Are Northwestern's recent basketball departures a big deal?
It's fitting given how the season went, but there hasn't been any good news on the Northwestern basketball front this offseason. They've lost two veteran players and their best recruiter in the month since the season ended.
There are over 1,200 players in the transfer portal right now, though, so Northwestern isn't alone in having key players move on. Even Big Ten teams who made the tournament, like Illinois, Michigan State, Rutgers and Wisconsin, have had major contributors enter the portal.
It's never good to lose two guys who played a lot and a top assistant, but that's college basketball in this brave new era of de-facto free agency. Players are on the move, regardless of how good the team they're leaving is.
The key for Northwestern is to not get lost in the shuffle and find quality replacements. The good news is there's plenty of options.
Here's our look at each departure and how big a deal it is for the Wildcats.
Why it's a big deal: Kopp was the team's leading scorer two years ago at 13.1 points per contest, and No. 2 this year, though his average fell to 11.2. He was also the highest-rated recruit of the Chris Collins era, ranked No. 66 in the class of 2018. For most of his career, Kopp was a knockdown shooter who was the Cats' most consistent offensive threat.
The biggest problem with Kopp's departure is the hole he leaves in the rotation. Northwestern has a good incoming class of recruits, but it would be unrealistic to expect those three to come in and be consistent contributors immediately.
Kopp played 31.5 minutes per game last season. Finding someone to fill those minutes should be head coach Chris Collins' top priority in the transfer portal.
Why it's not: For the second half of last season Kopp was a shooter, but not a maker. He never hit more than five shots in any of NU's last 15 games and only shot over 40% twice. In the final nine games of the season, he scored double-digit points only twice.
Kopp seemed to struggle finding his role in Northwestern's offense; it wasn't clear if he was a catch-and-shoot guy or something more, and his shooting seemed to suffer because of it. His three-point shooting fell from 39.6% to 34.0% this season. He wasn't much of a defender, either.
Sources told WildcatReport that Kopp's departure was not a surprise to the coaches or players. If Northwestern can find a consistent outside shooter who can play serviceable defense in the transfer portal, they might even have a chance to upgrade.
Why it's a big deal: A two-time team captain jumping ship is never a good sign.
Gaines was a leader who had the respect of all of his teammates. He was the one guy on the team who brought a hard-nosed, tough mentality to the court each night, even if he was a role player who came off the bench.
As the team's best defender, the Wildcats could depend on Gaines to lock down the other team's top guard. An excellent athlete, Gaines was also a strong rebounder and excelled at finishing at the basket when Northwestern could get out and run.
Northwestern is now without its leader, its toughest and most experienced player and best defender. That package will be hard to replace in the portal.
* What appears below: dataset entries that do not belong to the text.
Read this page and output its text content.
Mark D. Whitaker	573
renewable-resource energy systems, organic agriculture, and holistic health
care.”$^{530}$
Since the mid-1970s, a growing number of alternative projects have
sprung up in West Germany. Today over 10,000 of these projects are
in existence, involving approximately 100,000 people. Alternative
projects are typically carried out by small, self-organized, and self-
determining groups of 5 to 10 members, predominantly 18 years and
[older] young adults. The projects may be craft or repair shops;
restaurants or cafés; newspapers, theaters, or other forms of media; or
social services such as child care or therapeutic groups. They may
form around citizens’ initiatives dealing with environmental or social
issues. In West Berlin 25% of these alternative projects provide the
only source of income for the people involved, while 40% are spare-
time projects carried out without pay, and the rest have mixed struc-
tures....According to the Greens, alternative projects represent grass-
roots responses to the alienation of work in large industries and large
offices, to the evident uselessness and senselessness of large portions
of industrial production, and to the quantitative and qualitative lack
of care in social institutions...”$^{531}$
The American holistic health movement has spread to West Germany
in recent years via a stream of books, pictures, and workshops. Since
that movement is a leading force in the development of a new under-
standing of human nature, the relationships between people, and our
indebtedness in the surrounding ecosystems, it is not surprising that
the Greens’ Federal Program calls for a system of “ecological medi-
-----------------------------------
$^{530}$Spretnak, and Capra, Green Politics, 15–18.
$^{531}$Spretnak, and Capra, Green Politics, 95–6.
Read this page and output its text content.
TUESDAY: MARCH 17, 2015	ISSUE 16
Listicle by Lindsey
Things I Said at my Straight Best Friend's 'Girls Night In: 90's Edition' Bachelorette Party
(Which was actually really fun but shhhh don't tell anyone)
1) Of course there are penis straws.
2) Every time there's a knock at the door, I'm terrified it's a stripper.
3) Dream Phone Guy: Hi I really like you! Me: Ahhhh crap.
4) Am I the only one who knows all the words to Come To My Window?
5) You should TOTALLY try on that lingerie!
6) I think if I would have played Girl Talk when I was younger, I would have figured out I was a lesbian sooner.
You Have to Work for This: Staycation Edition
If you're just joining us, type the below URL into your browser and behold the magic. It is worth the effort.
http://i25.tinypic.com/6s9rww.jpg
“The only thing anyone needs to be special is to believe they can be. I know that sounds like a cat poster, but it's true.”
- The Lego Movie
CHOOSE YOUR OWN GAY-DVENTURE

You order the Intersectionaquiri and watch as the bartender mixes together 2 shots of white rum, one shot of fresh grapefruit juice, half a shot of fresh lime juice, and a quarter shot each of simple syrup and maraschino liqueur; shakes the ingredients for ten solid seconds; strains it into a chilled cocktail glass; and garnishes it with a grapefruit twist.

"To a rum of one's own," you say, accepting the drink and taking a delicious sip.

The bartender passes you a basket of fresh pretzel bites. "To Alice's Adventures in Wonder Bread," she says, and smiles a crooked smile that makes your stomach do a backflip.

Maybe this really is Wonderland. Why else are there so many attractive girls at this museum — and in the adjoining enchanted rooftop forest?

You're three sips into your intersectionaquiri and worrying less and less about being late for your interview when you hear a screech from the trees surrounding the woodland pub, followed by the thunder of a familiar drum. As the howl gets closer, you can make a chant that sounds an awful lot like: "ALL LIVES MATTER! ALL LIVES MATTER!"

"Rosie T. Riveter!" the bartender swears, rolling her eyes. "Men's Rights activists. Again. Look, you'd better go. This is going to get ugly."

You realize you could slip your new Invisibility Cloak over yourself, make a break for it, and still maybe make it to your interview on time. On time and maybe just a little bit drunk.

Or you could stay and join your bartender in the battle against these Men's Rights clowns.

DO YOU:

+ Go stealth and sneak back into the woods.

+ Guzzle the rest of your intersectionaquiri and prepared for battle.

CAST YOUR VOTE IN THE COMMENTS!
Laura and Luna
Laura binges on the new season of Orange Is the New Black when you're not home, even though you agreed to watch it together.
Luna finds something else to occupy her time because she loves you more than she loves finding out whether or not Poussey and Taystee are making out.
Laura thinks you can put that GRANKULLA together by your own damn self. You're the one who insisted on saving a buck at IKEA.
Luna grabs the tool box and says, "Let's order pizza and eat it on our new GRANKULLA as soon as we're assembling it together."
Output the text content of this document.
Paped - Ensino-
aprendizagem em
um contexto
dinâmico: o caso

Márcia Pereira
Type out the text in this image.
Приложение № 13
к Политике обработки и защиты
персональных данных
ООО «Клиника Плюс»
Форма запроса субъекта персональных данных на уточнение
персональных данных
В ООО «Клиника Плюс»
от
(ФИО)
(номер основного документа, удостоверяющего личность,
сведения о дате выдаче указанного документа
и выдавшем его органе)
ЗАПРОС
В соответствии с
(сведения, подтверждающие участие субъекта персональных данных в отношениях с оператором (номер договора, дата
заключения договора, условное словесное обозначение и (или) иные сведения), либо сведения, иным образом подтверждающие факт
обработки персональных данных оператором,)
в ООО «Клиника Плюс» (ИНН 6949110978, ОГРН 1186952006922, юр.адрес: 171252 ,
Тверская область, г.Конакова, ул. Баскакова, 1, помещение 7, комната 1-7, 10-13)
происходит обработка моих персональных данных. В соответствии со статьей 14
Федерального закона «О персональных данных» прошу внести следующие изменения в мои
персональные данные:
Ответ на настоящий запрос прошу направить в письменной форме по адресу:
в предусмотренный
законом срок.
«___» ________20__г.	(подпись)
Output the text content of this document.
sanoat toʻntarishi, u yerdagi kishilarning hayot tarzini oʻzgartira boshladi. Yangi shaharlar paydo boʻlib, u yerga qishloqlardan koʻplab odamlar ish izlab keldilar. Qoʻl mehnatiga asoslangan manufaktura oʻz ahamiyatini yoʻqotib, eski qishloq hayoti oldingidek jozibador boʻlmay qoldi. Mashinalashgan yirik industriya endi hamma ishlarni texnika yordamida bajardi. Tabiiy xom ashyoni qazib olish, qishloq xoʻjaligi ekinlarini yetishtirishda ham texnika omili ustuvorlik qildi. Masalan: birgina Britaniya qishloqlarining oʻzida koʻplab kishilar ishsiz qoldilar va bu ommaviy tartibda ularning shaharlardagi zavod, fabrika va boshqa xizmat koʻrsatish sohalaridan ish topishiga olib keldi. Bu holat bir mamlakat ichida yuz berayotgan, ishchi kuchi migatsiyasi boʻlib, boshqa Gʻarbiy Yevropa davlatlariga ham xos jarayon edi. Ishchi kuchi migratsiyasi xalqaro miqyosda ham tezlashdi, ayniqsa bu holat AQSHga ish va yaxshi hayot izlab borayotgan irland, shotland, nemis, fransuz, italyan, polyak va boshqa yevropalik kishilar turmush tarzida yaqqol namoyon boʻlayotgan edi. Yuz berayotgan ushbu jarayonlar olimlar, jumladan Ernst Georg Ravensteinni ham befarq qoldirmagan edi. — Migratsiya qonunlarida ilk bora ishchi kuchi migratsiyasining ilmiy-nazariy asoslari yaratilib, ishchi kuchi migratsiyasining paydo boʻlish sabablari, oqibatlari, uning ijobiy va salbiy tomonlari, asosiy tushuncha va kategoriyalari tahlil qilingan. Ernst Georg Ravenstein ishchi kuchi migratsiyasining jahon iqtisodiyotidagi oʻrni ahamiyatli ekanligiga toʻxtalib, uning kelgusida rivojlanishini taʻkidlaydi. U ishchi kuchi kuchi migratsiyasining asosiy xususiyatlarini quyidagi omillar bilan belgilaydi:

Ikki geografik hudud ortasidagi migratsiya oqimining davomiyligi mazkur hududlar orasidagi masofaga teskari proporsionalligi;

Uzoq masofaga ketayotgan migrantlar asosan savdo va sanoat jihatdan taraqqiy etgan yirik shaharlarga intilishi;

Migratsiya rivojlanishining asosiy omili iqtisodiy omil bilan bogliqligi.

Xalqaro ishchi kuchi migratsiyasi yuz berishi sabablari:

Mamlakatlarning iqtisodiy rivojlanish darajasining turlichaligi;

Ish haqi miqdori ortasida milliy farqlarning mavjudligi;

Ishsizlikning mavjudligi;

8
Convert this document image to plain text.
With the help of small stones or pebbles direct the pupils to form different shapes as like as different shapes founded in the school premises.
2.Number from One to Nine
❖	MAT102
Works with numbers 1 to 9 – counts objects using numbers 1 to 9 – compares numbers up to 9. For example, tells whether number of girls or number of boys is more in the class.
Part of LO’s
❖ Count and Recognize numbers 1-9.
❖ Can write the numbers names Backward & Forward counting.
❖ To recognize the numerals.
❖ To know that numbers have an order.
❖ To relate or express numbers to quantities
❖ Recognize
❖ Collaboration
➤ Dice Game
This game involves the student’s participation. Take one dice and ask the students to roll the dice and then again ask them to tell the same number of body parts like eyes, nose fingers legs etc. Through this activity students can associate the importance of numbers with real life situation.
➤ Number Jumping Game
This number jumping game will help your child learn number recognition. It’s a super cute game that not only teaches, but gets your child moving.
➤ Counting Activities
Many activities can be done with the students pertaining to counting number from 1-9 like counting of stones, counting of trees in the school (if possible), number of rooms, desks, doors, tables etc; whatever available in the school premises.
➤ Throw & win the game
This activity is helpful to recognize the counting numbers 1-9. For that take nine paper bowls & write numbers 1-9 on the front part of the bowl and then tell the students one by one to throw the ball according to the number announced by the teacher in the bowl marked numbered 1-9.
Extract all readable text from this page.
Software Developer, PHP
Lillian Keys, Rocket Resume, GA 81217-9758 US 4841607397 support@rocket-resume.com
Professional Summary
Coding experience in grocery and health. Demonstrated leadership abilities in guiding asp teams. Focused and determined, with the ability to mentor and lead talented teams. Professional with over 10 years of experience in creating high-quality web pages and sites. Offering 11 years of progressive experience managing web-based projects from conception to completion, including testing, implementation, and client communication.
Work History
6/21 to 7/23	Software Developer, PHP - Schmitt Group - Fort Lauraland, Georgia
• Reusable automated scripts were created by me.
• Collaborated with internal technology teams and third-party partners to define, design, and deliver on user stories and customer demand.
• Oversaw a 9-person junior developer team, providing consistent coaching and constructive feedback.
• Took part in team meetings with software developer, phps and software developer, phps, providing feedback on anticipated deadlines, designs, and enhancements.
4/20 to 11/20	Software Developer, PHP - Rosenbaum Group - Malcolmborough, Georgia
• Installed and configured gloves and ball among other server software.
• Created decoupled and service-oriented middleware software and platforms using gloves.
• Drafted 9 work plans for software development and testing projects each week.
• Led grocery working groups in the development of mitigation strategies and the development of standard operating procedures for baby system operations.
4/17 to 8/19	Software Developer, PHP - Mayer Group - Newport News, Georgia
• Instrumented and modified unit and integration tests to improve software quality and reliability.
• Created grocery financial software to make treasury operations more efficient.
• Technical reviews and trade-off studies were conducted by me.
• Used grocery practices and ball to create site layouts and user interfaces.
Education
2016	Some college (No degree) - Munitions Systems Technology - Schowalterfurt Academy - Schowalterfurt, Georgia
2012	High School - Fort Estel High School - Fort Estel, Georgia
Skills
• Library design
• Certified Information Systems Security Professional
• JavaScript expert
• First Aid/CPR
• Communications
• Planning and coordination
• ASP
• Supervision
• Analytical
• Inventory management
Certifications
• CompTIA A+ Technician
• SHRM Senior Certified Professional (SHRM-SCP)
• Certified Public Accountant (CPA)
Why it's not: Gaines has graduated from NU, so he's fulfilled his "obligation" to the university. He also has had to play for abysmal teams during his entire Northwestern career. He committed as Northwestern was coming off their run to the second round of the NCAA tournament, but never even came close to getting to the Big Dance.
Gaines played just 20.9 minutes per game last season. He was a limited player offensively, and his minutes and scoring went down in each of the last three seasons; he scored just 3.9 points per game last season.
Gaines might not have had a huge role for Northwestern next year because of his limited offensive skillset, so it makes sense that he may want to find a place where he can play big minutes and win some games.
Why it's a big deal: Head coach Chris Collins has had somewhat of a revolving door on the bench next to him since the tournament run in 2017.
The three assistants that year were Patrick Baldwin Sr., Armon Gates and Brian James. Baldwin Sr. is now the head coach at UW-Milwaukee and Gates is an assistant at Nebraska. Baldwin Sr.'s initial replacement, Billy Donlon, is now the head coach at UMKC.
James is the lone holdover from 2017 and Collins is now on his second replacement at the other two spots, so there hasn't been a lot of continuity on the staff. That isn't very conducive to great player development. With a new AD coming in, coaches might be less willing to hitch their careers to a coach who could could potentially be on the hot seat next season.
On top of all that, Dildy was seen as the best recruiter on staff and was key in signing NU's strong incoming class of 2021.
Why it's not: While one could say that coaches have left because Collins' stock is dropping, it's also true that no one's stock is rising faster than Porter Moser's. So it makes sense Dildy would reunite with his former bench boss from his days at Loyola. Didly also likely got a raise as Moser's top assistant in Norman.
Change isn't always bad, either -- especially when you've been as unsuccessful as Northwestern basketball has been the last few years. Collins could promote assistant director of operations Bryant McIntosh to fill Dildy's seat on the bench, or he could look outside the program.
Collins still has a lot of connections in the college basketball world; playing for and coaching under one of the best coaches of all time in Mike Krzyzewski will do that. It shouldn't be too hard for Collins to make some calls and find a proven assistant to come to Evanston.